Es ist der letzte Probentag vor dem großen Abschlusskonzert auf Schloss Horst. Licht fällt durch bodentiefe Fenster vom Innenhof des modernen Baus her in den großzügigen Saal, in dem sich viele junge und einige erwachsen klingende Stimmen vielsprachig mischen. Etwas abseits improvisiert der Klarinettist Merlin Shepherd lose gemeinsam mit Jake Shulman-Ment, es hat etwas wunderbar Beiläufiges. Gebannt werden die beiden Profis dabei von Kinderaugen beobachtet, bevor sie sich disziplinieren.
Vorbild Denn Deborah Strauss und Miléna Kartowski sind gerade dabei, den rund 30 Kindern und Jugendlichen im Alter von sieben bis 16 Jahren die Hochzeitsszene zu erklären.

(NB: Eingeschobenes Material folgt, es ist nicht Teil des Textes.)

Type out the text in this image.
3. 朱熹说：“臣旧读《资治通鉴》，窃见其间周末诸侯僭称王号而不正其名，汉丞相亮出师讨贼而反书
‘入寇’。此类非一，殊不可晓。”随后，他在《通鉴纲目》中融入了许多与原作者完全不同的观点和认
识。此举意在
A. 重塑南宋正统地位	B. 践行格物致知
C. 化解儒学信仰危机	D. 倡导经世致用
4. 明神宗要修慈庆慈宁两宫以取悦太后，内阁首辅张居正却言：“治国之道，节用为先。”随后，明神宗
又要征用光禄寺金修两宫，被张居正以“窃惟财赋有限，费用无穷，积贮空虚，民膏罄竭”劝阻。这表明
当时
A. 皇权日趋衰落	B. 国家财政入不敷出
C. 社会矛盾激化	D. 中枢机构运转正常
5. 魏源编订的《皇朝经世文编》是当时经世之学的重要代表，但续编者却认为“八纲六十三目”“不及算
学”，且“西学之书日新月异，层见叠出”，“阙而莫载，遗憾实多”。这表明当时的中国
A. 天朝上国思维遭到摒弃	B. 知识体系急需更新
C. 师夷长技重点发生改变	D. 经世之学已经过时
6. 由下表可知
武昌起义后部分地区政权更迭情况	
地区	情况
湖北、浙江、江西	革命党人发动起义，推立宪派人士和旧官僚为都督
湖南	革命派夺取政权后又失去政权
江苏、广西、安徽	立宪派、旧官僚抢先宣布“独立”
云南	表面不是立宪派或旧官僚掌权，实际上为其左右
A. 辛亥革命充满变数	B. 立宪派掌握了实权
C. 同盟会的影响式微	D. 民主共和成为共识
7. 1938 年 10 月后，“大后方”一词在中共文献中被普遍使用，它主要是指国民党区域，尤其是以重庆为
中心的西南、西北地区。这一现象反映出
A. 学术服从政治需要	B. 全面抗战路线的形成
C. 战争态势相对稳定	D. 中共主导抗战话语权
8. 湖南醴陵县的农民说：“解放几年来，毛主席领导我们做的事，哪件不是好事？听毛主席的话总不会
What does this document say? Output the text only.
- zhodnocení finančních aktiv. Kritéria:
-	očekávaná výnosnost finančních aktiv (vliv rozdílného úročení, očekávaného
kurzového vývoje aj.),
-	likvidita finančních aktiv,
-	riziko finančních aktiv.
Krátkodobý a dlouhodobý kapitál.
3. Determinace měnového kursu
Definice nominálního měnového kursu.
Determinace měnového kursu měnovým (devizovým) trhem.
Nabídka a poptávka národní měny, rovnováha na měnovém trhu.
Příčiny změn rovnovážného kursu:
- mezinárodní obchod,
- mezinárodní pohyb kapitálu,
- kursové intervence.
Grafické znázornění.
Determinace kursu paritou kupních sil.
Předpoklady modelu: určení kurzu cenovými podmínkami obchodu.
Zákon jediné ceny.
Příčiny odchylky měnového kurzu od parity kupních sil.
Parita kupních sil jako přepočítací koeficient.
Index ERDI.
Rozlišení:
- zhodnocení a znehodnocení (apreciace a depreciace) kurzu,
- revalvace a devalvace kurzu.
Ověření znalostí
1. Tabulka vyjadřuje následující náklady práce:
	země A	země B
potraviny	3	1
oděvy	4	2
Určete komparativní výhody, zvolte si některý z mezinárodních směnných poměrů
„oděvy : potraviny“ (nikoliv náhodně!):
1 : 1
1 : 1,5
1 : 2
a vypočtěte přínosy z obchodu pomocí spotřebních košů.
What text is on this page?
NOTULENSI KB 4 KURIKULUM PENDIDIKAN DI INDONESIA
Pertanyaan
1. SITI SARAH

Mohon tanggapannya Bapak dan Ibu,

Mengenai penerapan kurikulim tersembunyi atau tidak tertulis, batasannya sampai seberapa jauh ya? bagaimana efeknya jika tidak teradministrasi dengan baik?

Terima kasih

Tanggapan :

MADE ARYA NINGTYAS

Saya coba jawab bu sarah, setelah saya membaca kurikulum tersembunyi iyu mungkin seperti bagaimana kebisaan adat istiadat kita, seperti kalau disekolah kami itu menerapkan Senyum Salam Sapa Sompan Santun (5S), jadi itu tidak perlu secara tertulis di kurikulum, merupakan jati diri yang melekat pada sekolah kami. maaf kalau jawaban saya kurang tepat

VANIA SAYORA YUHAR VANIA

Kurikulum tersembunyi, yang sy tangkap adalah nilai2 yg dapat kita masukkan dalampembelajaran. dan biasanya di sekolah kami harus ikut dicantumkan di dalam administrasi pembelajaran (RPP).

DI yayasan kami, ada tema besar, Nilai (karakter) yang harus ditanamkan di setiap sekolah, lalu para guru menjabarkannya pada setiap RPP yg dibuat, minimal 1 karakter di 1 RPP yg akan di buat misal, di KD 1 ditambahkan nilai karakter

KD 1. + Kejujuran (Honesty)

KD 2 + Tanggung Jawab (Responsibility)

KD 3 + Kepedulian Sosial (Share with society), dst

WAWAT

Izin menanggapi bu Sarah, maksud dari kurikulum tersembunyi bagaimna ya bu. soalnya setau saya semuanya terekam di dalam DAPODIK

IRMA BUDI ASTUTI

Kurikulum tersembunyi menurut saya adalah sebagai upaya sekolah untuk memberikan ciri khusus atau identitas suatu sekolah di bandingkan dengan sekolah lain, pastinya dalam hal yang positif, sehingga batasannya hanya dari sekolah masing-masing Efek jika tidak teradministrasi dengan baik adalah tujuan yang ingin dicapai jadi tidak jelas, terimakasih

In Englisch, Jiddisch und manchmal von Diana Matut spontan ins Deutsche übersetzt. Es ist im Grunde eine choreografische Meisterleistung, diese lebhafte Gruppe dazu zu bringen, genau das zu tun, was Strauss, die häufig nur noch anhand ihrer aus dem Pulk der Prozession hinter Braut und Bräutigam ragenden schwarzen Pulswärmer zu erkennen ist, verlangt: »This is how we do it in the States«, sagt die New Yorkerin, »Stand straight, Achsel zu Achsel!« »Machen wir auch ein Glas kaputt?«, fragt sich derweil Elias und kichert.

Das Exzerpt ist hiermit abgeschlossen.